The Cassiar Highway wildfire near the Yukon border has limited travel in the area.The Cassiar Highway wildfire near the Yukon border has limited travel in the area. (bcwildfire.ca)

The B.C. Forest Service says more than half the province is now at a moderate-to-high fire danger rating due to a return of hot summer weather.

After a week of relatively cool temperatures and rain across much of B.C., it hasn't taken long for forested areas to start to dry out again, according to fire information officer Alyson Crouch.

"At this point in time 56 per cent of the province is sitting at a moderate-to-high danger rating," Crouch told CBC News on Friday. "And there are pockets of extreme [dryness] that are continuing to expand particularly in the southwest, northwest and central-to-northern regions of the province."

Campfire bans remain in place across much of B.C. with the Coastal Fire Centre predicting it could be early September before the bans are lifted.

About 250 wildfires were burning across the province Friday night, but no evacuation orders or alerts were in effect.

Highway partly closed

Just south of the Yukon border, a fire that has been burning steadily near the Cassiar Highway has grown to 250 square kilometers.
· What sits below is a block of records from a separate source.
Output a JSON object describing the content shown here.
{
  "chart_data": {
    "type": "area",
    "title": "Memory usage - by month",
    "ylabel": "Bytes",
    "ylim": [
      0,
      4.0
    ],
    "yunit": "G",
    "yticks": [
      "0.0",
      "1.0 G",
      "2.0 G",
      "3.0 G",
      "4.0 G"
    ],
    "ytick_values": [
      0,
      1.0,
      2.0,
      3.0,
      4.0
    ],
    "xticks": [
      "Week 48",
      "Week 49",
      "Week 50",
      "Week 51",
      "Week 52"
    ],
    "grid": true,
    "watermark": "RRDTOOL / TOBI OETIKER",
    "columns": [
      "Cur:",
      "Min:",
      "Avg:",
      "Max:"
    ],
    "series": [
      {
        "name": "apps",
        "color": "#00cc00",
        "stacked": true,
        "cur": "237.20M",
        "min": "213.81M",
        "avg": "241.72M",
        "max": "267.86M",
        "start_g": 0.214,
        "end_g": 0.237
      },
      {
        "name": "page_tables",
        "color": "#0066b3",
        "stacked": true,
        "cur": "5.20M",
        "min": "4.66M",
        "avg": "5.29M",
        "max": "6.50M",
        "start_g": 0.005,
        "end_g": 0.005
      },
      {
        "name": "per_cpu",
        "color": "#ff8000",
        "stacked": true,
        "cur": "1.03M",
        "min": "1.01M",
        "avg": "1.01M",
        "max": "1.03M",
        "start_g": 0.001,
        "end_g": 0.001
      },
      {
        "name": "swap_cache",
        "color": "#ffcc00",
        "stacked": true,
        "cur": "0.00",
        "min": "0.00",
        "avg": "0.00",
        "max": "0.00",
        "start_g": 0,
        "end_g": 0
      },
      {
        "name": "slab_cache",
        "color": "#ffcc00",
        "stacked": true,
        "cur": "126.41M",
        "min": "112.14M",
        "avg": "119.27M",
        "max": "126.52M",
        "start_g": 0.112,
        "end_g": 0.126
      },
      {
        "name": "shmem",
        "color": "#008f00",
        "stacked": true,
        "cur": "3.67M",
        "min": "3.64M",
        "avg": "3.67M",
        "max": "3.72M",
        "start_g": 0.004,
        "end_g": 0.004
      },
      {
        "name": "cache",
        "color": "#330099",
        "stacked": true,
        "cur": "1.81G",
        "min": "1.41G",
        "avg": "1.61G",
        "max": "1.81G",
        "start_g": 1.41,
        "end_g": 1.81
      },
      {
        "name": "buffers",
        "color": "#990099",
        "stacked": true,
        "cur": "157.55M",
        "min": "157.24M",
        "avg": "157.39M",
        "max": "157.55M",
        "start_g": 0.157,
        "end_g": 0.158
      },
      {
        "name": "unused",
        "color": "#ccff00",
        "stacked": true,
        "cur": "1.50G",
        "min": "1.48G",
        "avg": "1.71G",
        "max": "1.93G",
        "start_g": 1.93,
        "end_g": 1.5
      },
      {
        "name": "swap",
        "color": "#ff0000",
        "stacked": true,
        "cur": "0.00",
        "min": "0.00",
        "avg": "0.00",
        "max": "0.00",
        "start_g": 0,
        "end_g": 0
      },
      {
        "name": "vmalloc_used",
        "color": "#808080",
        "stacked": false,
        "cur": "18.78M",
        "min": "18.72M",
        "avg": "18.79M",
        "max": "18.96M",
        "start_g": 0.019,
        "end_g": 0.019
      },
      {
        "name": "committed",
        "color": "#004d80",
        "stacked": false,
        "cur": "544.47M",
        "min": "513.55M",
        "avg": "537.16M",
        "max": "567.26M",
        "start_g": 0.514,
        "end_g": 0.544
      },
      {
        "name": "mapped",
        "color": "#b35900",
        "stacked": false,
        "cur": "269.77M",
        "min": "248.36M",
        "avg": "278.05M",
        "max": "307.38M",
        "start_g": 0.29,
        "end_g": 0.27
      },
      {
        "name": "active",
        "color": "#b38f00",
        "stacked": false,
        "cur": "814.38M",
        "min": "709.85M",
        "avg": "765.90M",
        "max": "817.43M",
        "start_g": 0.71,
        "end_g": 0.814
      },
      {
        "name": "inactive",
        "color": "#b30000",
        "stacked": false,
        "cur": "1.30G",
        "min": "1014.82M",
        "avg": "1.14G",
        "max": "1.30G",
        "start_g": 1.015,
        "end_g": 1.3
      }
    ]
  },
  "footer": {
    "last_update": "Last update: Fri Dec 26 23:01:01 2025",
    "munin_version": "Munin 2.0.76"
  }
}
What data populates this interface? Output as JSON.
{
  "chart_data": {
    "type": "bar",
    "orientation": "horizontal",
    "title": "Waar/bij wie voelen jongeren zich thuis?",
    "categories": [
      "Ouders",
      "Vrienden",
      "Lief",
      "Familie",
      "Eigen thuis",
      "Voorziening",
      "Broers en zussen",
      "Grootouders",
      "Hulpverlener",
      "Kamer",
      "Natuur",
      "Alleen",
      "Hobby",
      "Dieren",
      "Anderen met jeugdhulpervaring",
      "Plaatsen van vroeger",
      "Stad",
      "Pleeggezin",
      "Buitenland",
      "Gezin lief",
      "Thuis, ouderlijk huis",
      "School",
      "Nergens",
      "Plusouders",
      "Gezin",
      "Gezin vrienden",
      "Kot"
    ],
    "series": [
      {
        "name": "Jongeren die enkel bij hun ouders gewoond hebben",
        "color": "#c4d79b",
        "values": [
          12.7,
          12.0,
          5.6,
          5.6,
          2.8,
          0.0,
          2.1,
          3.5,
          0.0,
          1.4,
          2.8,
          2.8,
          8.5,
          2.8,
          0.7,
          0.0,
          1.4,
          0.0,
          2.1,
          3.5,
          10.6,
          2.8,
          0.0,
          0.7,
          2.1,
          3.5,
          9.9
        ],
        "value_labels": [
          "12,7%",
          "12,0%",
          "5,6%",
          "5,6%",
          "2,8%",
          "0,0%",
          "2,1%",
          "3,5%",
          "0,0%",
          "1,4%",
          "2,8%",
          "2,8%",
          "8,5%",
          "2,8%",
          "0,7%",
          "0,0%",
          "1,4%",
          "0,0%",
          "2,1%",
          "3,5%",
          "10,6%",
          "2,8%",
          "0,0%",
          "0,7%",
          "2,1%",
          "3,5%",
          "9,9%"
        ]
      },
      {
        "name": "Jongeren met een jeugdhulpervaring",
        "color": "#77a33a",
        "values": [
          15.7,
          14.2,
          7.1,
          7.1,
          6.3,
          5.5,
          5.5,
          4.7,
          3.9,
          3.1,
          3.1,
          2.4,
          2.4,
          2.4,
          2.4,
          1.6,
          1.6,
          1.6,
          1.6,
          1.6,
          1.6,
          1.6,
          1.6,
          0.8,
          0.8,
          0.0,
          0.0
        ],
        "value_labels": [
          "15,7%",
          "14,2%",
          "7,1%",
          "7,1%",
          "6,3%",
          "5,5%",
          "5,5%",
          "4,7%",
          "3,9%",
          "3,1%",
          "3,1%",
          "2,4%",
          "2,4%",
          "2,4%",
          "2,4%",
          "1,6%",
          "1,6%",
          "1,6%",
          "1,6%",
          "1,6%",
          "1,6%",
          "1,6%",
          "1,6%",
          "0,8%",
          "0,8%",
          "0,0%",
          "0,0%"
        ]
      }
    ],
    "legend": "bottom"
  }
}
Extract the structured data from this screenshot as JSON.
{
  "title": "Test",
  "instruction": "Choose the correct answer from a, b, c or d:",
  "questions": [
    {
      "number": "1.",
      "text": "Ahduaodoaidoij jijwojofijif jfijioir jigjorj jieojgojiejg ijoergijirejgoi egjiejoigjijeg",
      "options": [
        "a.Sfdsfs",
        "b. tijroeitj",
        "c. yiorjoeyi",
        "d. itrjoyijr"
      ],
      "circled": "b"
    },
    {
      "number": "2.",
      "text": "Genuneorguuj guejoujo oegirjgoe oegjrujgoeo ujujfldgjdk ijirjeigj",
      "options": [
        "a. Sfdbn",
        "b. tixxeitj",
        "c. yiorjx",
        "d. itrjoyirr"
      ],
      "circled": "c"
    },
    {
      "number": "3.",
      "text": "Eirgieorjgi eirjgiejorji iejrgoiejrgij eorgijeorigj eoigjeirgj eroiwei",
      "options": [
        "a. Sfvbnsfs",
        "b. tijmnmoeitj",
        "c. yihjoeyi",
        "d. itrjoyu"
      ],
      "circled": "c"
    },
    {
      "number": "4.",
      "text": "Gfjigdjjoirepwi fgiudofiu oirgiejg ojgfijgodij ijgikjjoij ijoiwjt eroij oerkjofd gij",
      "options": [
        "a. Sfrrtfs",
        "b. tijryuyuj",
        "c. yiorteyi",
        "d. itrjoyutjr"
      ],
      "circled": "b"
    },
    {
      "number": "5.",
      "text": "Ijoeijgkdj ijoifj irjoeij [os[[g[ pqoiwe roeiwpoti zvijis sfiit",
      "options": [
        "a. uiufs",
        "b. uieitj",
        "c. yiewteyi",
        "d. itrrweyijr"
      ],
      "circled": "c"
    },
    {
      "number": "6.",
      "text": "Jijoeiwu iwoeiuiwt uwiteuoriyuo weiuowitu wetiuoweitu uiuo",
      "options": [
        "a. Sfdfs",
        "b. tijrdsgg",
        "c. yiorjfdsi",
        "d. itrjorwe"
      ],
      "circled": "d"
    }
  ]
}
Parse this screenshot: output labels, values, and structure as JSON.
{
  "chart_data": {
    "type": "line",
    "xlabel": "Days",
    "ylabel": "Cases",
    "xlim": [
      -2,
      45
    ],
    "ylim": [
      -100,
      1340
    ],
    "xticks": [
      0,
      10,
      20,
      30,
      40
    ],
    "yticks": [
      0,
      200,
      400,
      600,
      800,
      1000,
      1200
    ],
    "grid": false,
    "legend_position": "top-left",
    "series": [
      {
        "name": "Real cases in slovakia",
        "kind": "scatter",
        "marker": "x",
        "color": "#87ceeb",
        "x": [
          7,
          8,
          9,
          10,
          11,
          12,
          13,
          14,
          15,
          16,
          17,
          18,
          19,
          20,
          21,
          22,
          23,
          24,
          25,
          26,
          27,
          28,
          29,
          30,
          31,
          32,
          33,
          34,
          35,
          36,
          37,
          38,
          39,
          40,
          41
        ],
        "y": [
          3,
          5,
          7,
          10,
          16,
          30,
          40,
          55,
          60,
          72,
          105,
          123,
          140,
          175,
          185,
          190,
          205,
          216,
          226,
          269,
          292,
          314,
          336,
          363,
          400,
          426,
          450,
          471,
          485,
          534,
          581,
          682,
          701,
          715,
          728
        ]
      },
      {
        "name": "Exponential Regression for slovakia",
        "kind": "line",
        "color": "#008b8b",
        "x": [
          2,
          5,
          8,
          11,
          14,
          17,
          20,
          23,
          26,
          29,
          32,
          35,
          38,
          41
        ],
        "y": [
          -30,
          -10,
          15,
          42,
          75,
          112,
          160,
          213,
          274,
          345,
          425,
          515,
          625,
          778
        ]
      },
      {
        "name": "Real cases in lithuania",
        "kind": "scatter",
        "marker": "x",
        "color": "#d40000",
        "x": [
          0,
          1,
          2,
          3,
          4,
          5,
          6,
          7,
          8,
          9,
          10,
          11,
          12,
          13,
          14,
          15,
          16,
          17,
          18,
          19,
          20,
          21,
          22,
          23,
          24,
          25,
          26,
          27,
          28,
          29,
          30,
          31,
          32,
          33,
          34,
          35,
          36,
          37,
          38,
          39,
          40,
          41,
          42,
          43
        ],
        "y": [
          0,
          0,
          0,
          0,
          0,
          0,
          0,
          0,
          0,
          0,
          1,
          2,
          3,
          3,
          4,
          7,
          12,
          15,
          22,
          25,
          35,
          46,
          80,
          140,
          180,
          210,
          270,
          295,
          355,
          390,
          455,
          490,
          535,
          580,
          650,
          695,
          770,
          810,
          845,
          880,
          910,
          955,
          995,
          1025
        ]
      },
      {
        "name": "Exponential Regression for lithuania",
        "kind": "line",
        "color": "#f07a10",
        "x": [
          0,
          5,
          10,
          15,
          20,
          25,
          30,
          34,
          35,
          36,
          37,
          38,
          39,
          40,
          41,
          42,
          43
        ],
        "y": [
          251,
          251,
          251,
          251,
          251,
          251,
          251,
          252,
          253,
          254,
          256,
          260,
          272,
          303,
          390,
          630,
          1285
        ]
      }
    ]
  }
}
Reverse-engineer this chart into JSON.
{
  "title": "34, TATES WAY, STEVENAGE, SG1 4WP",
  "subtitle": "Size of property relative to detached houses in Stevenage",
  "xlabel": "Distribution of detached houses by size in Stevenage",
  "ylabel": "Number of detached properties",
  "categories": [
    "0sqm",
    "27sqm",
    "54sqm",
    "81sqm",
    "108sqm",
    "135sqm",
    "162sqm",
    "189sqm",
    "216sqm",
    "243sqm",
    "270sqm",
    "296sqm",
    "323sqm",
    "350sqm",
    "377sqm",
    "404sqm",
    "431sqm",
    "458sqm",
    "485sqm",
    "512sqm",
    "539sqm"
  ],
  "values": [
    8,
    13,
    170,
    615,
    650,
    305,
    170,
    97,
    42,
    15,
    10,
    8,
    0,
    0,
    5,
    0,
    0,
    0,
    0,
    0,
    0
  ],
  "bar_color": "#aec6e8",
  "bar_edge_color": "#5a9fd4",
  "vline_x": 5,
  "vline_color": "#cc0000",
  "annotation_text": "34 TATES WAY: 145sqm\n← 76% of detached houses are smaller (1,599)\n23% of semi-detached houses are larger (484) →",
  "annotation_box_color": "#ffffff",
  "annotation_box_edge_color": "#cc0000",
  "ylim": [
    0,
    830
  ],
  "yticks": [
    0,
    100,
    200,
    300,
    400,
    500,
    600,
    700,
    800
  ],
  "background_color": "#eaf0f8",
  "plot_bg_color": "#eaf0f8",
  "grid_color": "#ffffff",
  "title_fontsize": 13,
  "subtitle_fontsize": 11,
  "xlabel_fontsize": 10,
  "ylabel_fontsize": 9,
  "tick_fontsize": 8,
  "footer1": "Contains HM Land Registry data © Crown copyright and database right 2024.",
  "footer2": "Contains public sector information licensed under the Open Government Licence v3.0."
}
The highway is open, but only in the morning and early afternoon.

Even then, cars are being escorted through the fire zone by Ministry of Transportation vehicles.

Coastal regions are also being warned about the return of winds flowing out from the Interior carrying smoke from some large fires west and north of Williams Lake, about 300 kilometres northeast of Vancouver.

Smoke from the fires last week drifted as far south as the Lower Mainland, even though the closest fire was hundreds of kilometres from the region.